Because SWEDs are controlled by light, stimulation protocols could be adjusted over time — much like current deep-brain stimulators, but without a battery pack under the skin or wires tunneled through the neck. In principle, a single injection could scatter thousands of tiny stimulators across a diseased network, taking on shapes that match each person’s unique anatomy and pathology.
But the unnerving questions shouldn’t be ignored. Who decides where these hybrids are allowed to travel? In the mouse experiments, inflammation is deliberately created in one spot; in a human brain riddled with multiple lesions or smoldering inflammation, the immune system’s roadmap may be more chaotic. What if hybrids lodge in places you didn’t plan for?
A New Approach to Implants
For now, Circulatronics lives in a narrow world: a Nature Biotechnology paper and a lot of excited speculation.
But it also represents a subtle shift in how we imagine our own bodies.
So far, we’ve been used to implants that were rigid, localized things. We have metal rods in spines, titanium in knees, electrodes anchored in brain tissue. You could point to where the implant was. You could take an X-ray and see its silhouette.
The Circulatronics vision is different.

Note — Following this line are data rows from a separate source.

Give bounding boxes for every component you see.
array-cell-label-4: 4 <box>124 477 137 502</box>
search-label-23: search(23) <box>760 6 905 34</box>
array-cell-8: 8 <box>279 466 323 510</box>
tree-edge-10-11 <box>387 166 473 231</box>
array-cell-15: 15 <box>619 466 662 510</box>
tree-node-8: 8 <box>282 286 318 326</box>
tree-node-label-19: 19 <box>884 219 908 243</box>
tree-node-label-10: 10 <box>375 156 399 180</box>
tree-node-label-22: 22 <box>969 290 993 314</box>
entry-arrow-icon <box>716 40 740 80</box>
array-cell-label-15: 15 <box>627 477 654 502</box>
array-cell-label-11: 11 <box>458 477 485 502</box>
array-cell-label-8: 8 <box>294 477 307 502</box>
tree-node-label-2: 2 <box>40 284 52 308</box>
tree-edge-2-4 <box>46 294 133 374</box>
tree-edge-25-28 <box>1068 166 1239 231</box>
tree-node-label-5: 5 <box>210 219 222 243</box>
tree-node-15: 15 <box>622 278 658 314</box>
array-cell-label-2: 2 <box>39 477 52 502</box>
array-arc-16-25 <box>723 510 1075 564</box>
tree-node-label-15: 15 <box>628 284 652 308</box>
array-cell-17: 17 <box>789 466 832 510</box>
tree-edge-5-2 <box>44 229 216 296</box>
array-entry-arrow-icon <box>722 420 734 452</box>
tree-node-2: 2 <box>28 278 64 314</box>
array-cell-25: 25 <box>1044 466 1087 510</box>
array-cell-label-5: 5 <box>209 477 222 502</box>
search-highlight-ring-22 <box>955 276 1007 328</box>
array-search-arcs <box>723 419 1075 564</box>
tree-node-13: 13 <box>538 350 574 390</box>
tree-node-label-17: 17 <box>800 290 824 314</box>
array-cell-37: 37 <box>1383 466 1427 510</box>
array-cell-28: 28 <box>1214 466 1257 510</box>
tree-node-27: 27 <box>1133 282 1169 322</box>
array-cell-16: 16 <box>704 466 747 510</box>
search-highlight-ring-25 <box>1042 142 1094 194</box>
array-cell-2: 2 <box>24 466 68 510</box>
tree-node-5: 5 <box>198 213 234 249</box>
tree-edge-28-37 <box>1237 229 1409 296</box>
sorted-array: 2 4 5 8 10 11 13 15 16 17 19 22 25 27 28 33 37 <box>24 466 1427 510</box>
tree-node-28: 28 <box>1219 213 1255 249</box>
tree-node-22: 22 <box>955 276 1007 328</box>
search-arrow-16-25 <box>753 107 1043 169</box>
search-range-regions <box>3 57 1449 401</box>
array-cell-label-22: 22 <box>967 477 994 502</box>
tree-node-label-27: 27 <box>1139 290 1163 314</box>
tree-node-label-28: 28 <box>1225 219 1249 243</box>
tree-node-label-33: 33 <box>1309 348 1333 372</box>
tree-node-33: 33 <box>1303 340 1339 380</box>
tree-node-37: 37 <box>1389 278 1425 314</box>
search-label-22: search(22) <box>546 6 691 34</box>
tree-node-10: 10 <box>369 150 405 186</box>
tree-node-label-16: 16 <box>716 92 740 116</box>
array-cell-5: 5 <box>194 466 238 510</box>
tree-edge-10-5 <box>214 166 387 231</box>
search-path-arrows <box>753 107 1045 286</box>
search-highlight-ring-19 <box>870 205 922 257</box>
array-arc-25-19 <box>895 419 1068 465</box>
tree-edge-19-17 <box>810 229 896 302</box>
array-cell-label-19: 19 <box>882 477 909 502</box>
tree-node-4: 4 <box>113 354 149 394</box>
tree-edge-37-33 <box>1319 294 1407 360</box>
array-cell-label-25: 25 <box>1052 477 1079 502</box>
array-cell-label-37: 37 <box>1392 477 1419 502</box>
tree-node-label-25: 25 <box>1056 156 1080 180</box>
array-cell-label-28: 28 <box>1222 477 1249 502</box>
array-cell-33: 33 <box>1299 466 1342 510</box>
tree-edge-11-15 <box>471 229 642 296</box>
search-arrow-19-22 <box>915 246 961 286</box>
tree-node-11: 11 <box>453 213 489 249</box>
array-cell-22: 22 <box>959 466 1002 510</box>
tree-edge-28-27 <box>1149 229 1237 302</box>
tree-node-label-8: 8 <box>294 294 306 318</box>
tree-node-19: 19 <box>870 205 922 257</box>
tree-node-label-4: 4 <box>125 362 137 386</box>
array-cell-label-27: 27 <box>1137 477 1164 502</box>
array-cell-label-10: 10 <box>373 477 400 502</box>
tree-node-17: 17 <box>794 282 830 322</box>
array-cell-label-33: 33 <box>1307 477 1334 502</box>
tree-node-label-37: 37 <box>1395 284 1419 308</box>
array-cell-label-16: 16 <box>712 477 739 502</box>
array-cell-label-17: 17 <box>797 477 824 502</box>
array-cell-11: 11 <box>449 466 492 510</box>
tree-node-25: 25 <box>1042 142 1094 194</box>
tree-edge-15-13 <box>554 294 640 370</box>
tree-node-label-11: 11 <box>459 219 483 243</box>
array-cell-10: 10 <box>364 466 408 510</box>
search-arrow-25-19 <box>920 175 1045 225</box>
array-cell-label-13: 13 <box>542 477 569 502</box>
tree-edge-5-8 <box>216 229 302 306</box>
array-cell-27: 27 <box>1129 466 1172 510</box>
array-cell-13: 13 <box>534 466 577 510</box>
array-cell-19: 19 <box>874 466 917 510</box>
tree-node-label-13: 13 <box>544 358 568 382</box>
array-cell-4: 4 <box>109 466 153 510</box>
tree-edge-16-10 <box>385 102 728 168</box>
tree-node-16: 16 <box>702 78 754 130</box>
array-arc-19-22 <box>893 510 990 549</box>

It imagines implants as distributed systems: swarms of microscopic devices that ride on cells, spread through tissues, and only become “visible” when they suddenly light up neurons in response to an external signal.
Whether that future ever comes to pass will depend on a mountain of follow-up work: scaling up from mice to larger brains, dialing in safety, handling chronic use, navigating regulatory pathways, and answering hard ethical questions about consent and control.